Money is an anxiety-inducing topic. Short-term investing, long-term investing, budgeting, savings — all of these are terms that create walls between being financially responsible and just pretending that your debit account has no end in sight.
As a first-generation Latinx in the United States, I also have the added reality of having to learn a lot about finance on my own and for the first time. In conversation with a friend we spoke on how we were the first time in our family’s history where “survival” was already taken care of — we had disposable income, the question was now, what were we going to do with it?
Ashley Feinstein Gerstley is a Money Coach, Financial Nutritionist and runs The Fiscal Femme. As a Latina who is trying to get her finances in order, I asked Ashley to shed some light on best practices that have happiness and feeling good about my money at the core.
Feinstein Gerstley explained that the first step is to keep a money journal. The goal is to see a visual representation of all you spend and receive, this way it puts the one too many Uber ride into a better context.
Here are 8 more tips to get your financial health in order.
Give yourself exciting finance goals
“Start with the fun part. What are your goals? What are you saving for? What do you want to achieve with your finances? Not only does coming up with exciting goals motivate us, it quantifies where we want to be so we can figure out how to get there!”

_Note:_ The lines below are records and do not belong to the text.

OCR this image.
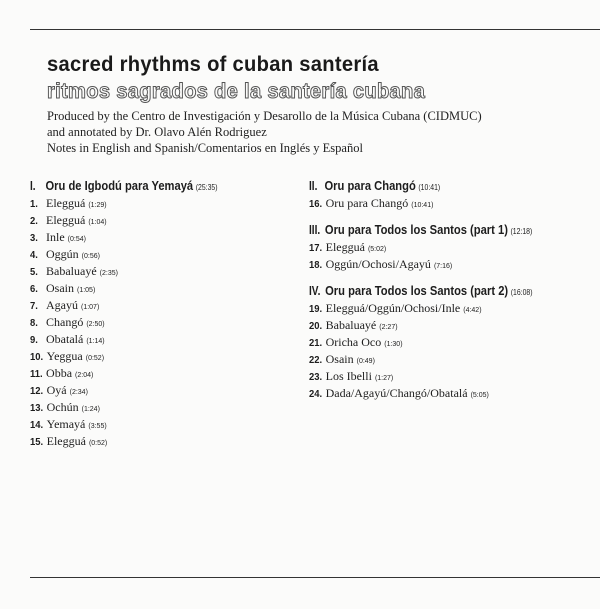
sacred rhythms of cuban santería
ritmos sagrados de la santería cubana
Produced by the Centro de Investigación y Desarollo de la Música Cubana (CIDMUC)
and annotated by Dr. Olavo Alén Rodriguez
Notes in English and Spanish/Comentarios en Inglés y Español
I. Oru de Igbodú para Yemayá (25:35)
1. Elegguá (1:29)
2. Elegguá (1:04)
3. Inle (0:54)
4. Oggún (0:56)
5. Babaluayé (2:35)
6. Osain (1:05)
7. Agayú (1:07)
8. Changó (2:50)
9. Obatalá (1:14)
10. Yeggua (0:52)
11. Obba (2:04)
12. Oyá (2:34)
13. Ochún (1:24)
14. Yemayá (3:55)
15. Elegguá (0:52)
II. Oru para Changó (10:41)
16. Oru para Changó (10:41)
III. Oru para Todos los Santos (part 1) (12:18)
17. Elegguá (5:02)
18. Oggún/Ochosi/Agayú (7:16)
IV. Oru para Todos los Santos (part 2) (16:08)
19. Elegguá/Oggún/Ochosi/Inle (4:42)
20. Babaluayé (2:27)
21. Oricha Oco (1:30)
22. Osain (0:49)
23. Los Ibelli (1:27)
24. Dada/Agayú/Changó/Obatalá (5:05)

Adopt a powerful money mantra
“We tell ourselves some pretty terrible things about ourselves and money. And when we do this over and over it becomes our money mantra. We typically think of mantras as being positive but they can be negative as well. The good news is, we can replace our non-serving money mantra with something much more powerful. Our old money mantras are bound to come up but we can recognize them, notice that they are no longer true for us and replace them with our powerful new money mantra.”
Think of investing in the long term
“We don't want to invest our short-term saving like our rainy day fund or the cash we plan on using for vacation. By thinking of investing as a longer-term strategy, we have already mitigated a lot of the risk because now we have the time to wait out any shifts or downturns in the market. If you are nervous to start, start small. You can start investing with just a couple hundred dollars. We learn by doing and get more comfortable as we practice.”
Forget ‘budgeting’ go for ‘happiness allocation’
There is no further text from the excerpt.